Как у неё получается? Цыганские штучки?
— Ау! Степан, ты дома?
— Волосы, кудрявые… Ты же их недавно выпрямляла?
— Бигуди купила и лак, — пожимает она плечами. — Надоело под столичную косить.
Хочу сказать, что ей идёт, но вместо этого плюхаюсь на стул с железной спинкой и окидываю её насмешливым взглядом.
— А ненадолго тебя хватило, — говорю с издёвкой. — И тряпки свои старые зачем-то нацепила.
— Могу я хоть дома собой побыть? — утверждение в общем закономерное, да и мне уже без разницы, в чём она, если всё равно снимать, но…
— Сначала старые шмотки, бигуди на голове, потом обвисшие жопа и грудь.
— Ты!
— Всё начинается с фразы «яжедома». Следи за собой или вали из моей жизни.
— Значит, так?!
— Да, так! Ты же, вроде, цыганка. Не доходит, что ты меня бесишь? Ещё и с девственностью своей носишься, как с красным флагом большевики. Мне нужна нормальная женщина, а не вот это всё…
Ну вот… Полные слёз большие глаза цыганки и собственное, щемящее до боли сердце — это всё, чего я добился.
— Придурок! — из глаз цыганки брызнули слёзы. Она сорвалась и побежала к входной двери.
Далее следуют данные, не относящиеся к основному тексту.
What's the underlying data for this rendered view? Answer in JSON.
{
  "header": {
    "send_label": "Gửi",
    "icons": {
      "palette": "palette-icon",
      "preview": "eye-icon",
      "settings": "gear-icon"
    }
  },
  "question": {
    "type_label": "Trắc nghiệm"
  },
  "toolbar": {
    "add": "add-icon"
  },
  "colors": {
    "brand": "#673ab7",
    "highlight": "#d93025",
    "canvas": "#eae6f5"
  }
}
«Неужели», — злорадный голос внутри, но вместе с этим я иду следом, молча наблюдая, как она нервными движениями надевает обувь, хватает с вешалки свой дурацкий золотой пуховик. Будто сквозь сон протягиваю на мизинце её сумку. Модинка хватает и её, чуть не выдернув в качестве сувенира вместе с ней мой бедный палец. Ломится в дверь, не сразу справляясь с ещё непривычными замка́ми.
— Я это сделал! — ору в голос, как только захлопывается дверь. Избавился от цыганки и предрассудков насчёт сверхъестественного. — Гром не грянул. Это всего лишь смазливая молодая девчонка, — хмыкаю и направляюсь в комнату, падая счастливой звездой на ещё не заправленный диван, сохранивший её запах. — Глупая девчонка, — снова хмыкаю, но уже не так весело.
«Которая убежала без шарфа и шапки», — колет тревожная мысль, и тут меня пробивает…
— Моди, нет! — срываюсь и вылетаю из квартиры за этой глупышкой, нацепив лишь ботинки и схватив из шкафа первую попавшуюся куртку, при этом не забыв её шапку.
Запинаюсь, выбегая из подъезда, судорожно осматриваюсь и вижу, как вдалеке мелькает, уходя за поворот, золотое пятно.